For S_N2-type reactions, computational studies have identified the Cα-H(D,T) stretching vibration as an important contributor to the magnitude of the KIE, with the out-of-plane bending vibrations playing a significant role in the trends of the KIE¹⁸. Early modeling of the methyl transfer reaction catalyzed by COMT led to the conclusion of a more compressed transition state for the enzymatic reaction in contrast to the model reaction^14,15. Application of QM/MM methodologies to simulations of methyl transfer in an enzymatic vs. non-enzymatic context found little difference between these two systems with regard to internuclear distances^19–21, although the enzymatic active site was concluded to be stiffer²⁰. One possible limitation of the cited simulations of the enzymatic methyl transfer coordinate is the manner in which the QM region is defined and quantified. Additionally, protein conformational sampling (on time frames that span msec to fsec) has been shown to be essential for efficient hydrogen tunneling⁵ and even when incorporated into simulations of methyl transfer, may be on timescales that are too long to be detected with current methodologies. The experimental generation of active site mutants of COMT, that show a 1:1 relationship between catalytic efficiency and the magnitude of 2° KIEs provides, thus, an important test of the hypothesis of compression, as well as a goal for computational chemists to provide a physically meaningful rationalization of the demonstrated impact of a neighboring amino acid side chain on the 2° KIE. One central issue requiring clarification is the origin of a transition state structure on the enzyme that can be described as stiffer than the corresponding solution reaction but not reduced in internuclear distances. The difference in reaction coordinate distances among the Tyr68 mutants may be small, with Schowen and coworkers suggesting a reduction of 0.03–0.29 Å between the donor and acceptor atoms on the WT-enzyme relative to the uncatalyzed reaction¹⁴.
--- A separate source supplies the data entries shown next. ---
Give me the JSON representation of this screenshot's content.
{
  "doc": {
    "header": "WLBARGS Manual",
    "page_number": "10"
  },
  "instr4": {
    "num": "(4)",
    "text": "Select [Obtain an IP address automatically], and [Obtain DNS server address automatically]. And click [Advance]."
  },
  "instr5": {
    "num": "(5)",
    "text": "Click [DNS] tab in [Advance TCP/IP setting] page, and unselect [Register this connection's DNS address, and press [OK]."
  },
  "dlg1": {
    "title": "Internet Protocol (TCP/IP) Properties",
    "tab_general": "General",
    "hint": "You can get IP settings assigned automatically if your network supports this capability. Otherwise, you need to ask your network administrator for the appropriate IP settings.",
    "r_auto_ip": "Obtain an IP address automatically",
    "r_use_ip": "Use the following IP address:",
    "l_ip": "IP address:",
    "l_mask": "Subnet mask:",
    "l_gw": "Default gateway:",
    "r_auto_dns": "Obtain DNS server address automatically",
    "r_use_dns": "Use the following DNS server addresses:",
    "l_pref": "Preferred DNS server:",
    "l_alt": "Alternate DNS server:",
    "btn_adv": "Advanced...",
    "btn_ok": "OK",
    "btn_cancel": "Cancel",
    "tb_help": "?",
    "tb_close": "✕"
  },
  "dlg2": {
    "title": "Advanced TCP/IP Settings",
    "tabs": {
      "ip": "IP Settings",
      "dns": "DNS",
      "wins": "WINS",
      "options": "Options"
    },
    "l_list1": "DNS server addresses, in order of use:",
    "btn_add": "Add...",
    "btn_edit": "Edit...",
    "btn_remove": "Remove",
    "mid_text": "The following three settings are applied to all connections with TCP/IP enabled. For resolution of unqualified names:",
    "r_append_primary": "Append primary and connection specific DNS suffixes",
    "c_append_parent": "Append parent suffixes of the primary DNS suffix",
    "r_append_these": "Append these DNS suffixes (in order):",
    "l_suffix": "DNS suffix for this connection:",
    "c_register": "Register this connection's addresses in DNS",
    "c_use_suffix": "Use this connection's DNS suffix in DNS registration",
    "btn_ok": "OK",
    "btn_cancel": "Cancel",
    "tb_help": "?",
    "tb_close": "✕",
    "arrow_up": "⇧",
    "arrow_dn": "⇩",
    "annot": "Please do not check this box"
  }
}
According to the most current models of H-tunneling, the protein catalyst must be able to sample a range of conformational substates that differ with regard to the strength of interactions between the bound substrate and enzyme and the internuclear distance between reactants. In this scenario, only a fraction of the total enzyme will achieve, transiently, the family of substates that create the tunneling-appropriate H-donor to acceptor distance of ca. 2.8 Å⁵. In a much earlier study of horse liver alcohol dehydrogenase, a single residue that resides behind the nicotinamide ring of the redox cofactor NAD was mutated to smaller side chains leading to a concomitant reduction in both catalytic efficiency and the degree of deviation of the Swain-Schaad relationship from its non-tunneling, semi-classical limit²⁸. This correlation was later interpreted in the context of a change in active site compression that was initially optimal in the WT enzyme and reduced toward that of a solution reaction in the mutants²⁹. The reduction in distance that has been predicted to be a requirement for effective H-tunneling is of the order of 0.4 Å⁵. While future studies of binding isotope effects will be necessary to eliminate unusual ground state effects in enzymatic methyl transfer, the overall similarity between the role for proximal bulky side chains in enzymatic H-transfer and the present findings point toward a general picture of enzyme catalysis in which protein conformational sampling can create transient active site configurations that are stiffer and distinct from the activated complexes in solution. A key element, in need of future exploration, is the precise manner by which dynamical excursions within the protein backbone can be transmitted to proximal side chains positioned to generate reaction coordinate compaction. Such an understanding appears fundamental to our ability to design new catalysts with turnover rates approaching naturally occurring enzymes.